Nu de coronacrisis in een andere fase is, moeten rijksoverheid en gemeenten de bestuurlijke verhoudingen herstellen en opnieuw vormgeven. Daarmee krijgt de lokale democratie weer de aandacht die het nodig heeft. Dat stelt de Raad voor het Openbaar Bestuur (ROB) in het advies Van crisis naar opgave aan de Tweede Kamer.
Met de nieuwe gemeenteraden die na de verkiezingen aan het werk gaan, is dit bovendien het moment bij uitstek om uit de crisisstand te gaan en beter beleid te maken op de lange termijngevolgen van de coronacrisis, aldus de ROB.

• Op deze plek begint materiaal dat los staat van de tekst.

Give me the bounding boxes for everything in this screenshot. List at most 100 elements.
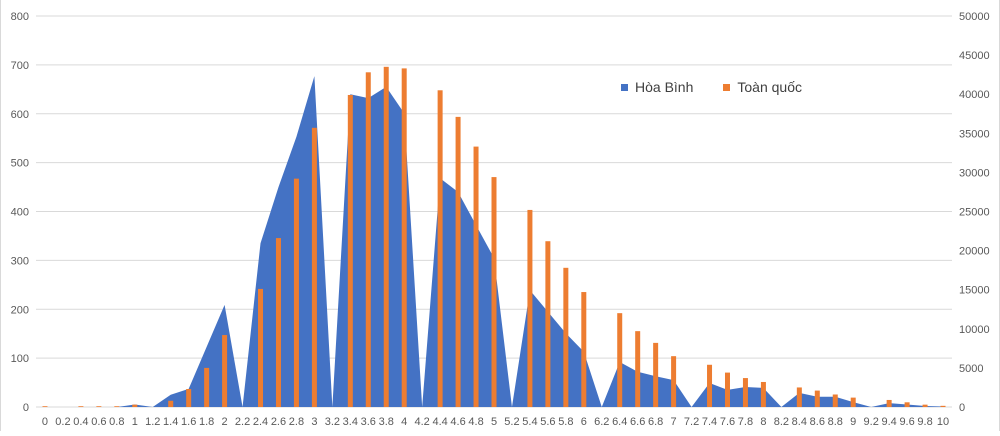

De afgelopen twee jaar zijn de meeste beslissingen op landelijk niveau genomen, maar bij normale bestuurlijke verhoudingen hoort juist ruimte voor lokaal maatwerk, zo stelt de ROB. De coronacrisis heeft grote gevolgen gehad voor de jeugdzorg, geestelijke gezondheidszorg, sport en cultuur: allemaal zaken waarvoor gemeenten verantwoordelijk zijn. Op die terreinen moeten gemeenten weer meer ruimte krijgen om coronamaatregelen aan te passen aan lokale omstandigheden.
Daarnaast moeten besluiten weer zoveel mogelijk op gemeentelijk in plaats van regionaal niveau genomen worden, zodat de gemeenteraad haar controletaak naar behoren kan uitvoeren. De ROB vindt ook dat voor de kwaliteit van het democratische gesprek en debat, het belangrijk is dat gemeenteraden fysiek blijven vergaderen. Dat geldt ook in het geval van eventuele nieuwe coronamaatregelen.
Gemeenten hebben de afgelopen twee jaar ervaring opgedaan om met digitale middelen (nieuwe) groepen te bereiken, maar toch maakte de coronacrisis contact leggen over het algemeen een stuk moeilijker. Het is volgens de ROB aan de nieuwe gemeenteraden en wethouders om burgers, bedrijven en maatschappelijke organisaties weer volop te betrekken bij het beleidsproces.